Son got 85th percentile on the SCAT verbal — trying to understand what that means for CTY
My son just got his SCAT results back. He's 9 years old and took the Elementary SCAT. Verbal came back at the 85th percentile and Quantitative at the 78th percentile. He's a strong student but these were his first standardized test scores above the basic state assessments, so I'm not sure how to interpret them.
From what I understand, the SCAT is scored against an older reference group — like a 9-year-old is compared to 11 or 12-year-olds depending on which level they took. So an 85th percentile relative to the comparison group is actually quite different from being in the 85th percentile among same-age peers. That part confuses me.
CTY's eligibility thresholds seem to change depending on the program and year. I've seen people say you need 95th percentile or above for the more selective programs and that 75th and above qualifies for some offerings. His 85th is somewhere in the middle — good but I'm not sure if it's competitive for the residential programs.
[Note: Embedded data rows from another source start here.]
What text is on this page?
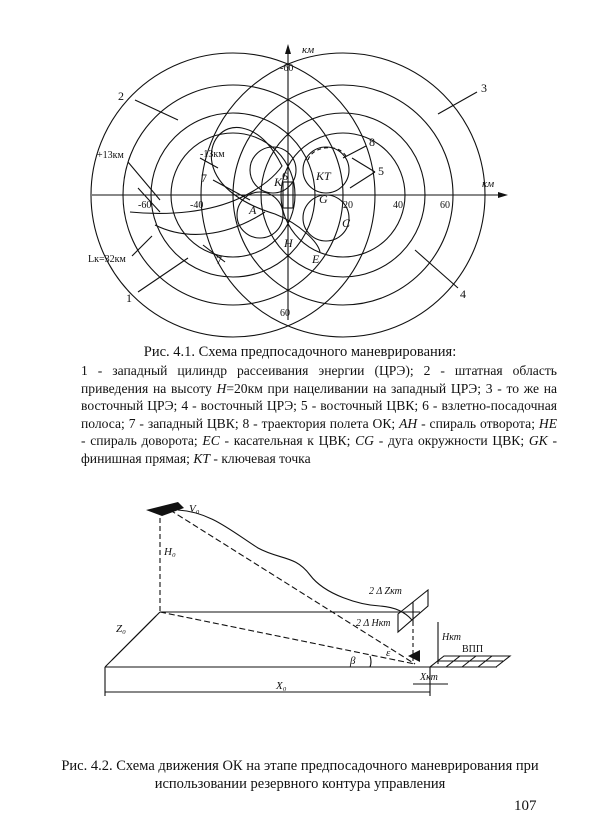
км
км
-60
60
-60	-40	20	40	60
1
2
3
4
5
6
7
7
8
A
K	KT
G
C
H
E
+13км	-13км
Lк=32км
Рис. 4.1. Схема предпосадочного маневрирования:
1 - западный цилиндр рассеивания энергии (ЦРЭ); 2 - штатная область приведения на высоту H=20км при нацеливании на западный ЦРЭ; 3 - то же на восточный ЦРЭ; 4 - восточный ЦРЭ; 5 - восточный ЦВК; 6 - взлетно-посадочная полоса; 7 - западный ЦВК; 8 - траектория полета ОК; AH - спираль отворота; HE - спираль доворота; EC - касательная к ЦВК; CG - дуга окружности ЦВК; GK - финишная прямая; KT - ключевая точка
V₀
H₀
Z₀
X₀
β
ε
2 Δ Zкт
2 Δ Hкт
Hкт
Xкт
ВПП
Рис. 4.2. Схема движения ОК на этапе предпосадочного маневрирования при
использовании резервного контура управления
107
Anyone here whose kid qualified for CTY programs with similar scores? I'd also love to know if retesting is worth considering. He has another year before the window closes for his age group and I wonder if another 6 months of maturity would shift the scores meaningfully.
Retesting is allowed and some kids do jump significantly. My son went from 79th to 93rd percentile between ages 9 and 10 on the Quantitative section. It's worth waiting if he's been growing a lot academically.
Check CTY's exact cutoffs on their current site — they update them periodically and I've seen the thresholds shift by 2-3 percentile points between years.
85th relative to the older comparison group is genuinely solid. My daughter qualified for a CTY online course at the 82nd percentile. The residential summer programs typically want higher but the distance options are more accessible.
The age-out-of-level scoring is the confusing part for everyone. An 85th percentile on the SCAT for a 9-year-old basically means he's outperforming most 11-year-olds on those sections, not 85% of all 9-year-olds.